La vide, la conobbe, e restò senza

e voce e moto. Ahi vista! Ahi conoscenza.


La sua vittima è Clorinda, la donna che Tancredi ama con tutto sé stesso. La spirale dell’odio si mostra in tutta la sua drammatica assurdità. La follia del conflitto si rivela, purtroppo, solo quando le conseguenze sono definitive. Dimenticando la persona, nel conflitto ti ritrovi a uccidere chi ami. Tancredi però fa un ultimo gesto che sana. Raccoglie le forze, evita di impazzire di dolore e battezza Clorinda pochi attimi prima che lei muoia. Nella mentalità dell’epoca battesimo è sinonimo di salvezza: battezzare Clorinda, che lo chiede, è quindi un dono di capitale importanza. Forse però il gesto di Tancredi può essere interpretato anche come la riscoperta dell’umanità condivisa, il ritrovarsi parte di un’unica comunità.

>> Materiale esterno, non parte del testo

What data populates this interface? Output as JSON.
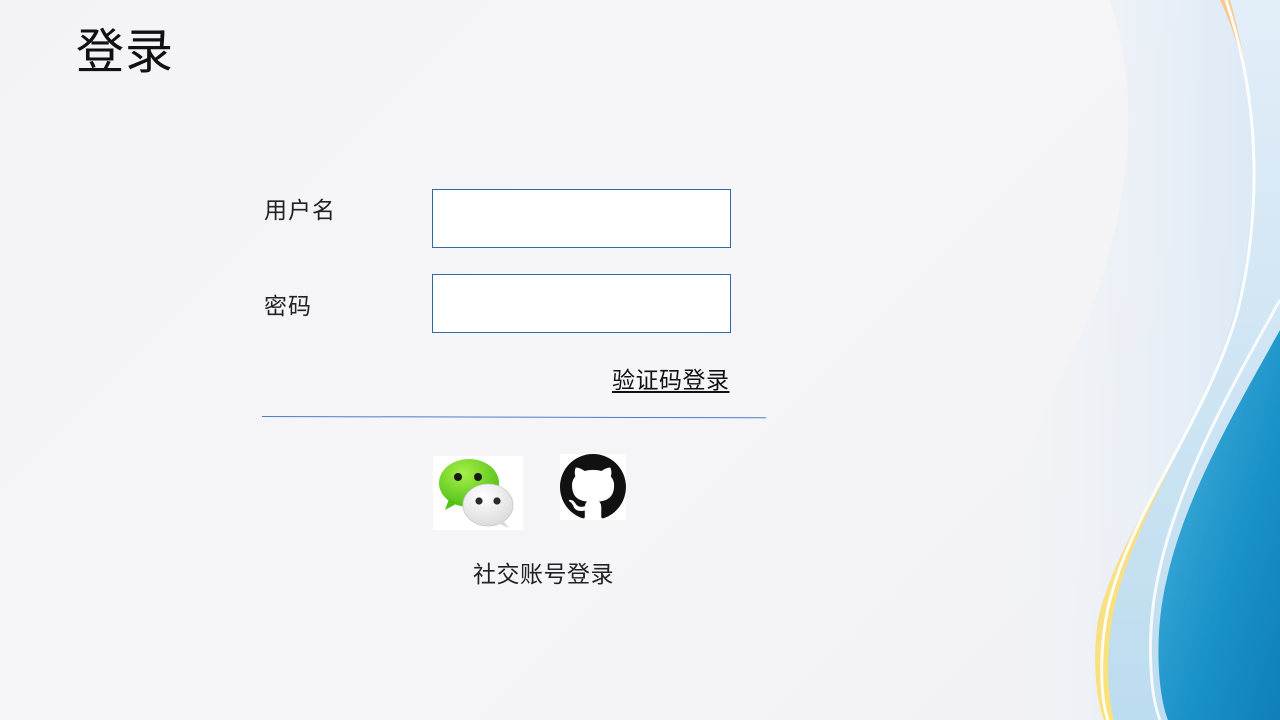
{
  "page": {
    "title": "登录"
  },
  "form": {
    "username_label": "用户名",
    "username_value": "",
    "password_label": "密码",
    "password_value": "",
    "code_login_link": "验证码登录"
  },
  "social": {
    "label": "社交账号登录",
    "buttons": [
      {
        "icon": "wechat-icon"
      },
      {
        "icon": "github-icon"
      }
    ]
  },
  "colors": {
    "input_border": "#2e6aa8",
    "divider": "#4a7fc0",
    "wechat_green": "#5fd31e",
    "wave_blue": "#1597cf",
    "wave_yellow": "#f6d47a"
  }
}
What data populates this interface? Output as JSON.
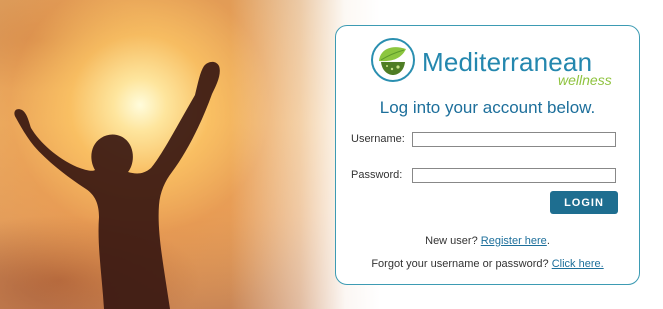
{
  "brand": {
    "name": "Mediterranean",
    "tagline": "wellness",
    "accent_blue": "#2487ae",
    "accent_green": "#8fc33f"
  },
  "form": {
    "heading": "Log into your account below.",
    "username_label": "Username:",
    "username_value": "",
    "password_label": "Password:",
    "password_value": "",
    "login_label": "LOGIN"
  },
  "links": {
    "new_user_text": "New user?",
    "register_link": "Register here",
    "register_suffix": ".",
    "forgot_text": "Forgot your username or password?",
    "click_here_link": "Click here."
  },
  "hero": {
    "image": "silhouette-raised-arms-sunset"
  }
}
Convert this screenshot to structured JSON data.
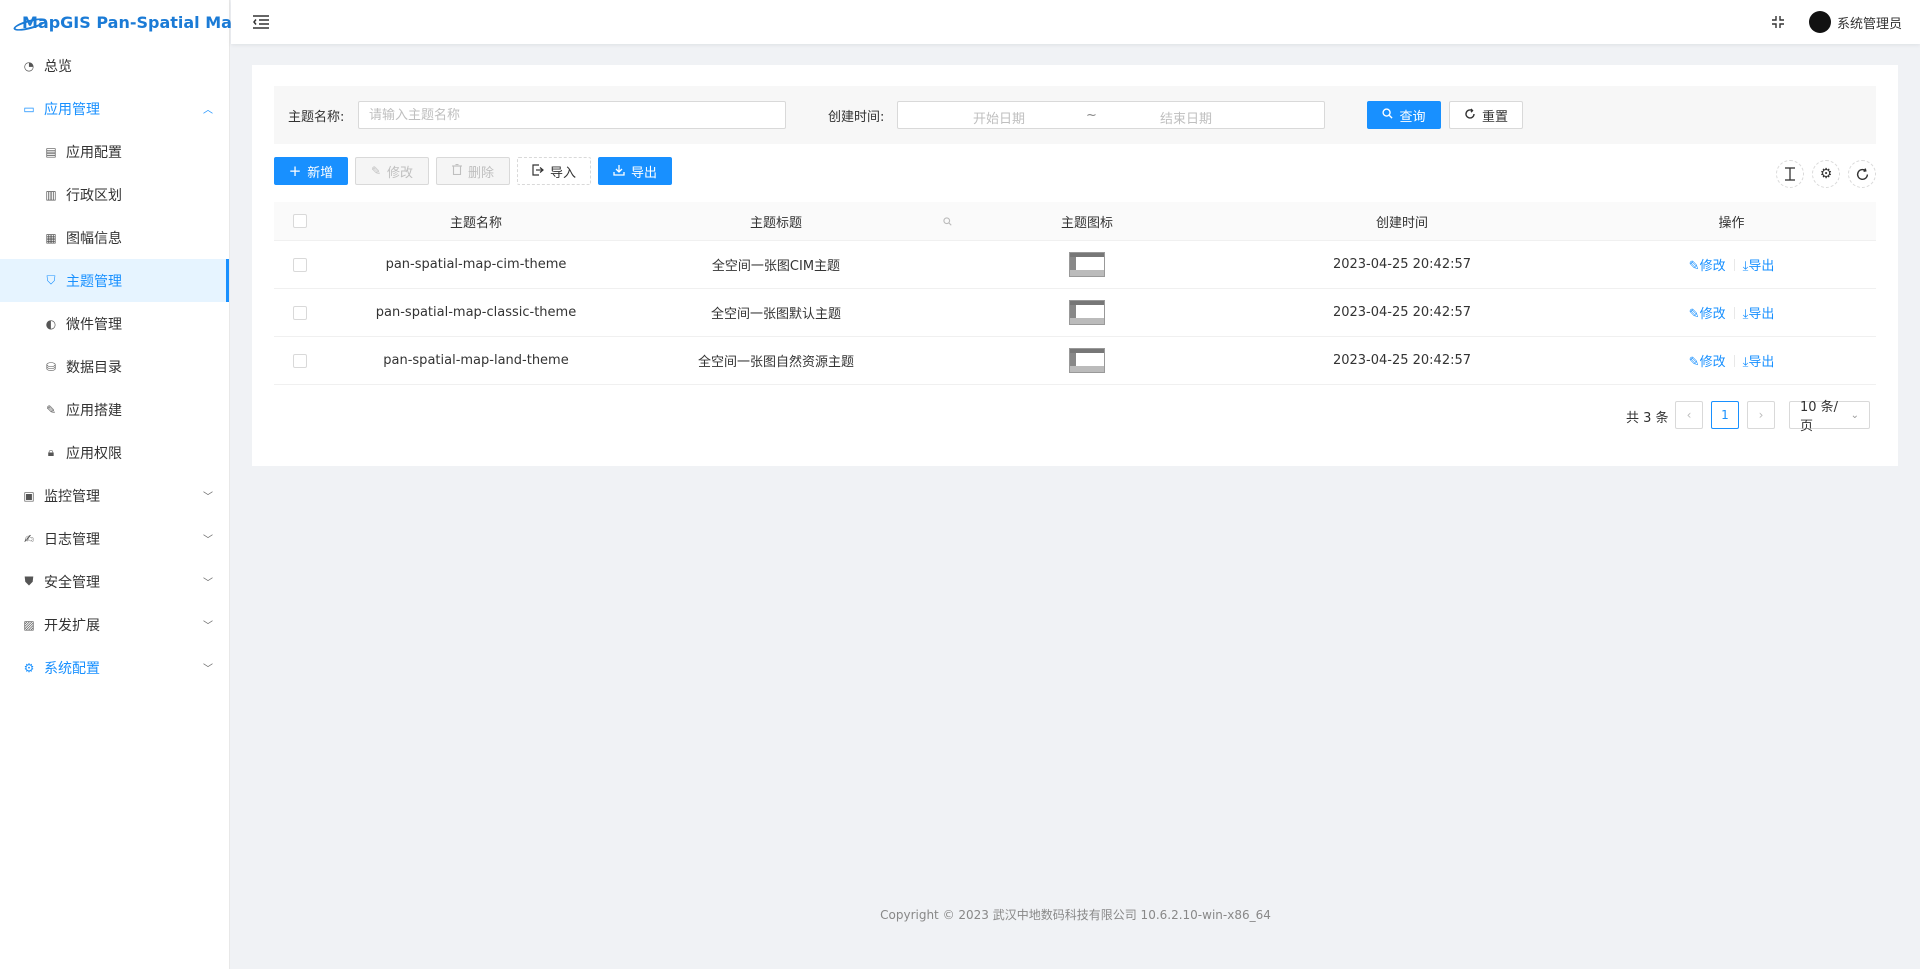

Clorinda muore tendendo la mano a Tancredi in segno di pace:


In questa forma

passa la bella donna, e par che dorma.


Pur nella tragedia, quella mano tesa ha la forza di un gesto definitivo, vittorioso. Una mano tesa che dà serenità e insieme provoca ogni lettore a compiere quello stesso gesto nel quotidiano, ognuno dentro ai piccoli e grandi conflitti della propria vita. Ognuno coi suoi nemici, che poi nemici non sono mai, perché ogni guerra parte dal nostro modo di guardare alle cose.